Элизабет мыслит совершенно ясно: по прошествии времени она четко видит устройство механизма, в который сунула руку. Она понимает, чем на самом деле была для этого мужчины.
Она по собственной воле пошла к волку в пасть. Это она отправила первое письмо, она согласилась на свидание, она инициировала отношения. Но нужно ли из-за этого отказывать ей в минимальном понимании? Она полагала, что этот мужчина может измениться, что он уже изменился. Так стоит ли пригвождать ее к позорному столбу?
Осознание
Итак, вернемся к тому пресловутому семейному свиданию в августе. Первому свиданию такого рода, еще до суток в КДС в декабре.
– Это вы запросили семейное свидание?
– Запрос должен быть совместным. Заключенный направляет запрос со своей стороны, потом администрация тюрьмы и соцработники звонят нам, чтобы узнать, согласны ли мы и не оказывает ли заключенный на нас давление. Потом мне нужно было подписать документы и переслать в тюрьму.

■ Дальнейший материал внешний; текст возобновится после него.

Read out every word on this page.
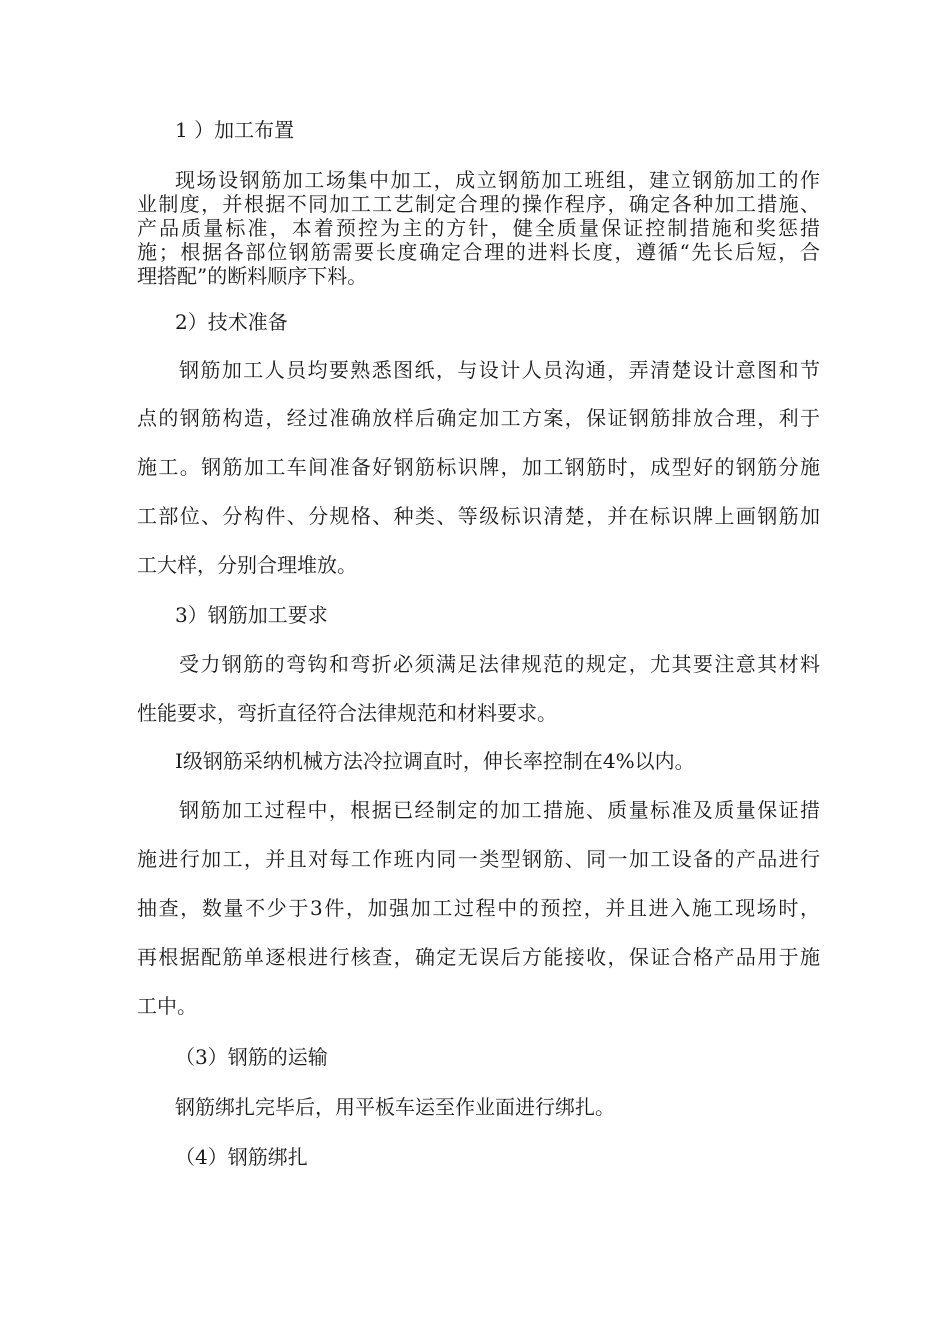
1 ）加工布置
现场设钢筋加工场集中加工，成立钢筋加工班组，建立钢筋加工的作
业制度，并根据不同加工工艺制定合理的操作程序，确定各种加工措施、
产品质量标准，本着预控为主的方针，健全质量保证控制措施和奖惩措
施；根据各部位钢筋需要长度确定合理的进料长度，遵循“先长后短，合
理搭配”的断料顺序下料。
2）技术准备
钢筋加工人员均要熟悉图纸，与设计人员沟通，弄清楚设计意图和节
点的钢筋构造，经过准确放样后确定加工方案，保证钢筋排放合理，利于
施工。钢筋加工车间准备好钢筋标识牌，加工钢筋时，成型好的钢筋分施
工部位、分构件、分规格、种类、等级标识清楚，并在标识牌上画钢筋加
工大样，分别合理堆放。
3）钢筋加工要求
受力钢筋的弯钩和弯折必须满足法律规范的规定，尤其要注意其材料
性能要求，弯折直径符合法律规范和材料要求。
Ⅰ级钢筋采纳机械方法冷拉调直时，伸长率控制在4%以内。
钢筋加工过程中，根据已经制定的加工措施、质量标准及质量保证措
施进行加工，并且对每工作班内同一类型钢筋、同一加工设备的产品进行
抽查，数量不少于3件，加强加工过程中的预控，并且进入施工现场时，
再根据配筋单逐根进行核查，确定无误后方能接收，保证合格产品用于施
工中。
（3）钢筋的运输
钢筋绑扎完毕后，用平板车运至作业面进行绑扎。
（4）钢筋绑扎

– Как прошло первое шестичасовое семейное свидание?
– Мы были как дома – ну, почти. В комнате есть телевизор, раковина, микроволновка, журнальный столик и диванчик.
– Итак, вы вдвоем, надзиратели иногда заглядывают, но они не находятся вместе с вами. Наверное, вы были счастливы? Вы видите его в других условиях, не таких жестких. Предполагаю, что вы занимались любовью?
– На самом деле впервые секс у меня с ним был на классическом свидании. Для меня это было… грязно, мутно, потому что мы это делали на столе… Скажем так, не буду вдаваться в детали, но нужно было все делать очень быстро, потому что надзиратели могли пройти в любой момент… Потом я сказала ему: «Для первого раза некрасиво вышло», – на столе, в комнате для переговоров, за 10 минут.
– Вышло некрасиво, но вы его любили…
– Да, именно так, и потому ты соглашаешься, объясняя себе, что выбора-то нет. Я ходила на свидания, когда позволяла работа, два-три раза в неделю, иногда только раз. И на каждом свидании мы занимались любовью. Потом, в августе, мы смогли провести вместе шесть часов в очень интимной обстановке. Это был новый этап в нашей совместной жизни.
– И потом произошла ссора из-за его матери. Несмотря ни на что, вы решили продолжать отношения. Почему?
– Потому что однажды он снова мне позвонил и сказал, что ему плохо. Он сказал, что скучает по мне, что любит меня и хочет, чтобы я пришла к нему на свидание и мы там объяснились. Но я решила, что это последняя ссора. И вот я иду на свидание, радуюсь, что снова его увижу, что бы там ни было. А он принимается на меня орать! «Ты мне зачем такие сцены закатываешь по телефону? – кричал он. – Ты же знаешь, что нас прослушивают! Это так не пройдет! Тебе повезло, что я за стеклом, а то сейчас бы так врезал!» Даже надзиратели забеспокоились. Я сказала им, что все хорошо и сама виновата, – чтобы у него не было проблем.